In Taiwan, first-time entrepreneurs historically have founded their businesses with capital pooled from their personal savings and contributions from family and friends. If their credit is good enough, they may be able to get a modest bank loan as well.

That model worked well in Taiwan’s high-growth years of the late twentieth century. Today, the economy is barely expanding at 1% a year, per-capita GDP growth is falling, wages are stagnant, and income inequality is rising. At the same time, many Taiwanese investors retain a preference for late-stage investments – ideally when a young company is already profitable. It can be next to impossible to sell those investors on an idea for an early-stage startup.

With its reliance on small individual monetary contributions from a large number of individuals, crowdfunding is well suited to Taiwan’s economic predicament.

As Cheng points out, certain elements of the island’s culture also are favorable to crowdfunding. “Things catch on fast here,” he says. “Once something is proven to be successful, it can become enormously popular almost overnight.” Citing the coffee-shop craze that has swept Taipei, he says “you can see some similarities with the rise of crowdfunding here.”

In Cheng’s view, the open nature of the FlyingV platform has been one of its strongest selling points. “This platform is about content – there are no restrictions on what can be funded as long it isn’t illegal. Even political projects are fine.”

Indeed, FlyingV played an important role in the spring 2014 Sunflower Movement, when protesters occupied Taiwan’s legislative chamber to oppose the then-ruling Kuomintang Party’s attempt to push a controversial trade pact with China through the parliament. To raise money for the Sunflower Movement, student protesters created a project on FlyingV. Within 12 hours – a record for a crowdfunding project in Taiwan – they reached their goal of NT$6.3 million. That money paid for full-page advertisements in support of the movement in The New York Times and Taiwanese newspapers.

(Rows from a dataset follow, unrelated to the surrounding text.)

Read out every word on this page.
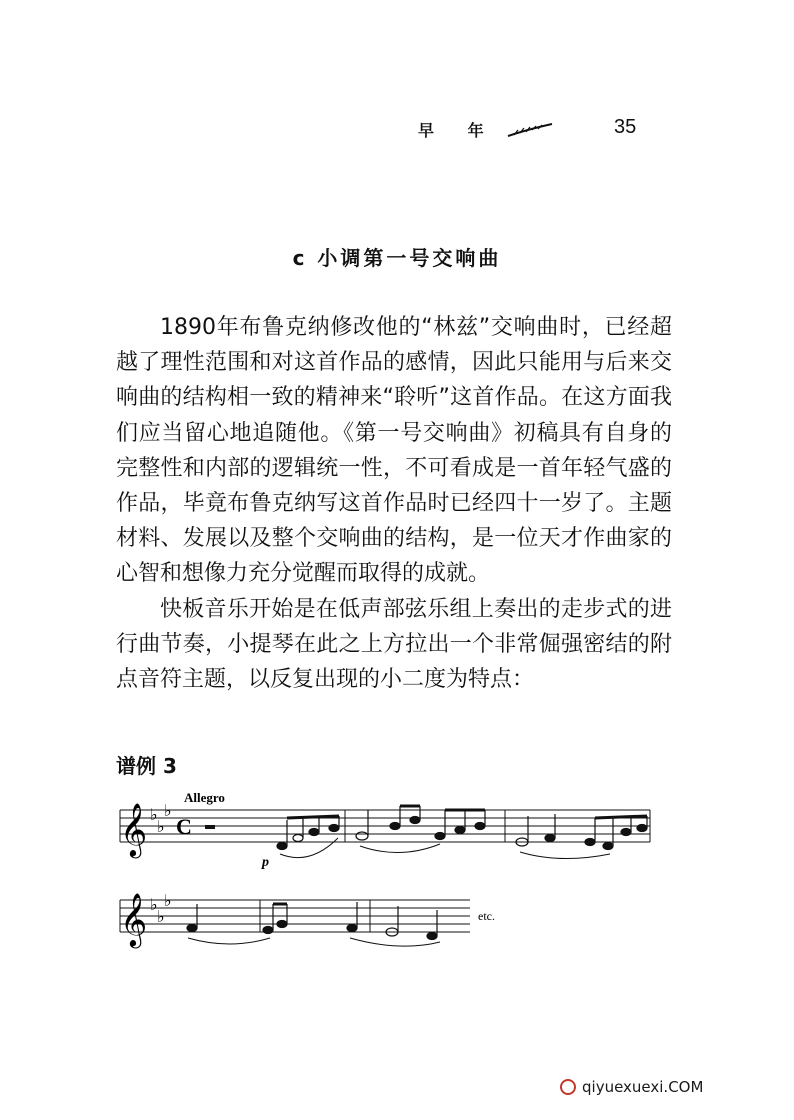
早 年	35
c 小调第一号交响曲

1890年布鲁克纳修改他的“林兹”交响曲时，已经超越了理性范围和对这首作品的感情，因此只能用与后来交响曲的结构相一致的精神来“聆听”这首作品。在这方面我们应当留心地追随他。《第一号交响曲》初稿具有自身的完整性和内部的逻辑统一性，不可看成是一首年轻气盛的作品，毕竟布鲁克纳写这首作品时已经四十一岁了。主题材料、发展以及整个交响曲的结构，是一位天才作曲家的心智和想像力充分觉醒而取得的成就。

快板音乐开始是在低声部弦乐组上奏出的走步式的进行曲节奏，小提琴在此之上方拉出一个非常倔强密结的附点音符主题，以反复出现的小二度为特点：

谱例 3
𝄞 ♭
♭
♭
C
Allegro
p
𝄞 ♭
♭
♭
etc.
qiyuexuexi.COM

Meanwhile, the GreTai Securities Market (now known as the Taipei Stock Exchange) moved to fine FlyingV NT$50,000, alleging that the company had violated its contract with the over-the-counter exchange by using crowdfunding to support a social movement. In response, in April 2014 FlyingV launched an alternate crowdfunding site, VDemocracy.tw, which is under no contractual obligations to the GreTai Securities Market. In May 2014, student protesters took to Vdemocracy in a bid to recall Kuomintang lawmakers. More than 11,000 people contributed roughly NT$12 million over three days to the fundraising campaign dubbed “appendectomy.”

With the success of the two protest campaigns, FlyingV’s profile rose, and with it a public perception that the company was focusing mainly on social movements rather than creative projects. As a result, FlyingV decided to terminate its contract with GreTai.

Meanwhile, activists have continued to use FlyingV to raise funding for their causes. During the 2014 Taipei mayoral race, supporters of independent candidate Ko Wen-je raised money on FlyingV for his successful campaign. Earlier this year, a lesbian couple raised funds for their wedding on the platform as they sought to rally support for gay marriage in Taiwan.

While FlyingV’s social and political campaigns have attracted the most media attention, Cheng is quick to note that the platform’s projects are diverse. In 2012, for instance, the top-performing campaign was a wristwatch (not a smartwatch). Last year, a traditional Chinese artwork project ranked first, raising more than NT$20 million. And in 2016, the top performer thus far has been an air purifier, which raised NT$10 million in just a few weeks.